Multi-factor security

There are a number of factors that make it difficult to circumvent a Q-Action access system, but the fundamental strength is that you can centrally control, and easily change as frequently as you like, the data, the photo, and the background security image that attests to its validity.

Other factors are:
  • Physical photo and stored photo (or other image) are an exact match, which is easy and quick for a human to assess
  • Q-Action URLs are randomly generated so are not able to be guessed
  • The first part of the URL shown after scanning should be the Q-Action one, otherwise it is a fake and this can be captured in a closed local network
  • Q-Action QR codes are hard to spoof as all look very similar whereas another URL would produce a different pattern
  • Access to the security image can be highly restricted in a local area network
  • Using web page analytics means that an audit trail can be created

Monday, 30 April 2012

Geocaching with QR codes

There just has to be a new angle on geocaching using QR codes. One user has suggested that instead of leaving 'treasure' articles in containers there could be a QR tag from which you are able to access some form of on-line 'treasure'. Maybe we could make a Q-Action page where people can sign in, instead of a physical log book that is subject to vandalism and the elements. The hunt is on.

Monday, 16 January 2012

Getting Q-Action into Print

Getting a q-action qr-code into print is easy - <right-click> over the image and <copy image> then paste into your favorite word processor or image editing program then print.

But what if you want the image to be bigger? If you simply stretch the qr-code it will probably look horrible when printed. This is because the codes as they appear on the screen are only 150 x 150 pixels and the software has stretched the image using rules that wirk for photographs, but are not so good for graphics.

We did think of adding some buttons to allow you to download the image in some larger sizes before we realised that there is an easy way to scale the image to any size you need.


  • Paste the qr-code into gimp. (Our favorite free, open source image editor).
  • Select image > scale image.
  • Set interpolation to none.
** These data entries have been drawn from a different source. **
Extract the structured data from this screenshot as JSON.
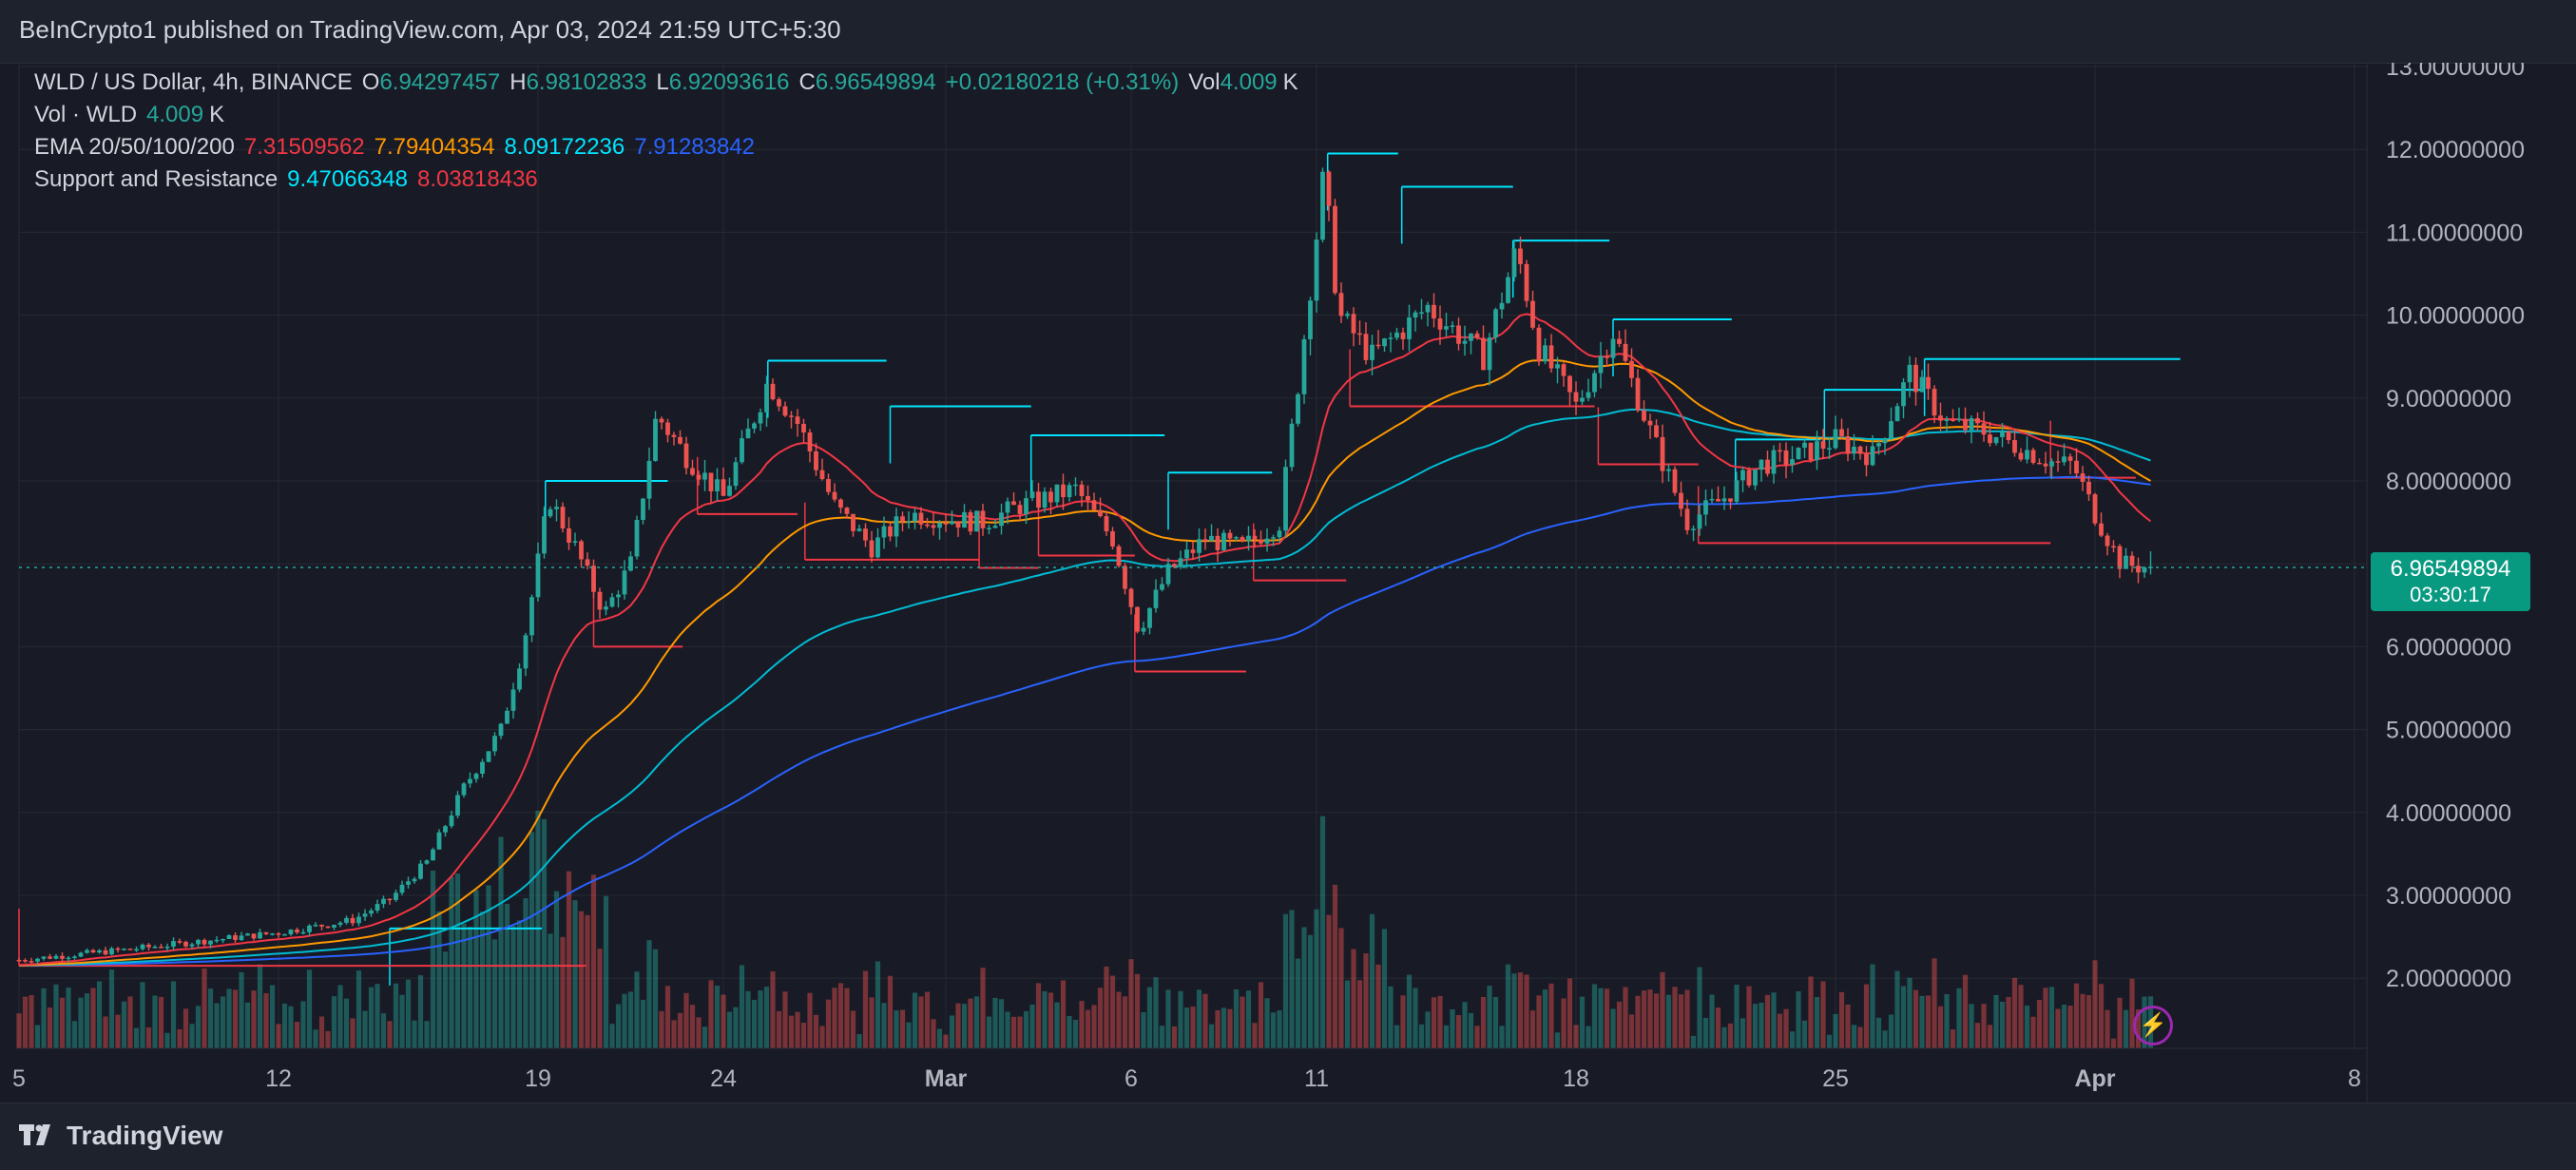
{
  "header": {
    "publisher_line": "BeInCrypto1 published on TradingView.com, Apr 03, 2024 21:59 UTC+5:30"
  },
  "legend": {
    "symbol": "WLD / US Dollar, 4h, BINANCE",
    "o_label": "O",
    "o": "6.94297457",
    "h_label": "H",
    "h": "6.98102833",
    "l_label": "L",
    "l": "6.92093616",
    "c_label": "C",
    "c": "6.96549894",
    "change": "+0.02180218 (+0.31%)",
    "vol_label": "Vol",
    "vol": "4.009",
    "vol_unit": "K",
    "vol_series_label": "Vol · WLD",
    "ema_label": "EMA 20/50/100/200",
    "ema20": "7.31509562",
    "ema50": "7.79404354",
    "ema100": "8.09172236",
    "ema200": "7.91283842",
    "sr_label": "Support and Resistance",
    "resistance": "9.47066348",
    "support": "8.03818436"
  },
  "price_tag": {
    "price": "6.96549894",
    "countdown": "03:30:17"
  },
  "footer": {
    "brand": "TradingView"
  },
  "colors": {
    "up": "#26a69a",
    "down": "#ef5350",
    "ema20": "#f23645",
    "ema50": "#ff9800",
    "ema100": "#00bcd4",
    "ema200": "#2962ff",
    "resistance": "#00e5ff",
    "support": "#f23645",
    "grid": "#262a35"
  },
  "icons": [
    "lightning-icon",
    "tradingview-logo-icon"
  ],
  "chart_data": {
    "type": "candlestick",
    "symbol": "WLD / US Dollar",
    "interval": "4h",
    "exchange": "BINANCE",
    "y_axis_ticks": [
      "13.00000000",
      "12.00000000",
      "11.00000000",
      "10.00000000",
      "9.00000000",
      "8.00000000",
      "7.00000000",
      "6.00000000",
      "5.00000000",
      "4.00000000",
      "3.00000000",
      "2.00000000"
    ],
    "y_axis_values": [
      13,
      12,
      11,
      10,
      9,
      8,
      7,
      6,
      5,
      4,
      3,
      2
    ],
    "ylim": [
      1.28,
      13.0
    ],
    "x_axis_labels": [
      "5",
      "12",
      "19",
      "24",
      "Mar",
      "6",
      "11",
      "18",
      "25",
      "Apr",
      "8"
    ],
    "x_axis_label_days": [
      0,
      7,
      14,
      19,
      25,
      30,
      35,
      42,
      49,
      56,
      63
    ],
    "x_start": "2024-02-05",
    "last_price": 6.96549894,
    "price_anchors": [
      {
        "day": 0,
        "close": 2.22
      },
      {
        "day": 3,
        "close": 2.35
      },
      {
        "day": 5,
        "close": 2.45
      },
      {
        "day": 7,
        "close": 2.55
      },
      {
        "day": 9,
        "close": 2.7
      },
      {
        "day": 10,
        "close": 2.95
      },
      {
        "day": 11,
        "close": 3.4
      },
      {
        "day": 12,
        "close": 4.3
      },
      {
        "day": 13,
        "close": 5.0
      },
      {
        "day": 13.6,
        "close": 6.0
      },
      {
        "day": 14.3,
        "close": 7.8
      },
      {
        "day": 15,
        "close": 7.2
      },
      {
        "day": 15.8,
        "close": 6.4
      },
      {
        "day": 16.5,
        "close": 7.0
      },
      {
        "day": 17.2,
        "close": 8.8
      },
      {
        "day": 18,
        "close": 8.3
      },
      {
        "day": 19,
        "close": 7.8
      },
      {
        "day": 20.2,
        "close": 9.2
      },
      {
        "day": 21,
        "close": 8.7
      },
      {
        "day": 22,
        "close": 7.7
      },
      {
        "day": 23,
        "close": 7.2
      },
      {
        "day": 24,
        "close": 7.6
      },
      {
        "day": 26,
        "close": 7.5
      },
      {
        "day": 27,
        "close": 7.7
      },
      {
        "day": 28.5,
        "close": 7.9
      },
      {
        "day": 29.5,
        "close": 7.3
      },
      {
        "day": 30.2,
        "close": 6.2
      },
      {
        "day": 31,
        "close": 6.9
      },
      {
        "day": 32,
        "close": 7.3
      },
      {
        "day": 33,
        "close": 7.2
      },
      {
        "day": 34,
        "close": 7.5
      },
      {
        "day": 34.6,
        "close": 9.5
      },
      {
        "day": 35.2,
        "close": 11.7
      },
      {
        "day": 35.6,
        "close": 10.0
      },
      {
        "day": 36.5,
        "close": 9.5
      },
      {
        "day": 38,
        "close": 10.1
      },
      {
        "day": 39.5,
        "close": 9.5
      },
      {
        "day": 40.4,
        "close": 10.8
      },
      {
        "day": 41,
        "close": 9.6
      },
      {
        "day": 42,
        "close": 8.9
      },
      {
        "day": 43,
        "close": 9.8
      },
      {
        "day": 44,
        "close": 8.6
      },
      {
        "day": 45,
        "close": 7.5
      },
      {
        "day": 46,
        "close": 7.8
      },
      {
        "day": 47,
        "close": 8.2
      },
      {
        "day": 48,
        "close": 8.3
      },
      {
        "day": 49,
        "close": 8.5
      },
      {
        "day": 50,
        "close": 8.3
      },
      {
        "day": 51,
        "close": 9.3
      },
      {
        "day": 52,
        "close": 8.7
      },
      {
        "day": 53,
        "close": 8.6
      },
      {
        "day": 54,
        "close": 8.4
      },
      {
        "day": 55,
        "close": 8.2
      },
      {
        "day": 55.4,
        "close": 8.2
      },
      {
        "day": 56,
        "close": 7.6
      },
      {
        "day": 56.7,
        "close": 7.0
      },
      {
        "day": 57.5,
        "close": 6.95
      }
    ],
    "ema_values_last": {
      "ema20": 7.31509562,
      "ema50": 7.79404354,
      "ema100": 8.09172236,
      "ema200": 7.91283842
    },
    "resistance_levels": [
      {
        "price": 2.6,
        "from_day": 10,
        "to_day": 14.1
      },
      {
        "price": 8.0,
        "from_day": 14.2,
        "to_day": 17.5
      },
      {
        "price": 9.45,
        "from_day": 20.2,
        "to_day": 23.4
      },
      {
        "price": 8.9,
        "from_day": 23.5,
        "to_day": 27.3
      },
      {
        "price": 8.55,
        "from_day": 27.3,
        "to_day": 30.9
      },
      {
        "price": 8.1,
        "from_day": 31.0,
        "to_day": 33.8
      },
      {
        "price": 11.95,
        "from_day": 35.3,
        "to_day": 37.2
      },
      {
        "price": 11.55,
        "from_day": 37.3,
        "to_day": 40.3
      },
      {
        "price": 10.9,
        "from_day": 40.3,
        "to_day": 42.9
      },
      {
        "price": 9.95,
        "from_day": 43.0,
        "to_day": 46.2
      },
      {
        "price": 8.5,
        "from_day": 46.3,
        "to_day": 48.6
      },
      {
        "price": 9.1,
        "from_day": 48.7,
        "to_day": 51.3
      },
      {
        "price": 9.47066348,
        "from_day": 51.4,
        "to_day": 58.3
      }
    ],
    "support_levels": [
      {
        "price": 2.15,
        "from_day": 0,
        "to_day": 15.3
      },
      {
        "price": 6.0,
        "from_day": 15.5,
        "to_day": 17.9
      },
      {
        "price": 7.6,
        "from_day": 18.3,
        "to_day": 21.0
      },
      {
        "price": 7.05,
        "from_day": 21.2,
        "to_day": 25.9
      },
      {
        "price": 6.95,
        "from_day": 25.9,
        "to_day": 27.5
      },
      {
        "price": 7.1,
        "from_day": 27.5,
        "to_day": 30.1
      },
      {
        "price": 5.7,
        "from_day": 30.1,
        "to_day": 33.1
      },
      {
        "price": 6.8,
        "from_day": 33.3,
        "to_day": 35.8
      },
      {
        "price": 8.9,
        "from_day": 35.9,
        "to_day": 42.5
      },
      {
        "price": 8.2,
        "from_day": 42.6,
        "to_day": 45.3
      },
      {
        "price": 7.25,
        "from_day": 45.3,
        "to_day": 54.8
      },
      {
        "price": 8.03818436,
        "from_day": 54.8,
        "to_day": 57.1
      }
    ],
    "volume_note": "Volume histogram at bottom of pane, colored by candle direction"
  }
}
Interpolation sets the rules used to scale the image.
  • Set the dpi. 
    • For viewing on screen use 72 dpi. 
    • For ordinary colour printing use 150dpi.
    • For high resolution printing use 600 dpi.
    • If you are a professional printer you will probably smugly say you use 1200 dpi or higher.
  • Set the image to the size you want. Happily you can mix imperial and metric units here, but you will want to keep the width and height equal.
  • Click scale.
  • Save the image as a TIFF, PNG or other "non lossy" format otherwise it will look fuzzy.
  • Print and enjoy.



Wednesday, 11 January 2012

Decorating Q-Action Codes

Purists are quick to point out that the standard for QR codes specifies that they should be black and white with a border. The artistically inclined are equally quick to point out that this makes QR codes visually very boring and wouldn't it be nice if they were decorated in some way.

Fortunately many QR code readers are very tolerant of colour variations and the codes themselves incorporate a certain amount of tolerance to error in print quality. This means that it is possible to tweak a codes visually as long as you are sure that it is not going to be used on something that is mission critical.  So if your code is going to be used on a manned mission to Mars stick to the black and white version.

Using any image as a base the following method should give you a reasonable result:

  1. Load your image into the GIMP image editing program.
  2. Grab a copy of the QR-Code image by using right-click over the image on the view page of your q-action account.
  3. Back to Gimp and paste as a new layer.
  4. Scale the layer making sure interpolation is set to none. The code will get unhelpfully distorted if you use any other setting.
  5. Add a layer mask using image greyscale option.
  6. Adjust brightness and contrast until the result looks OK.
  7. Crop and save the image.
I reset this q-action code to point to the you-tube video of how it was made using these instructions.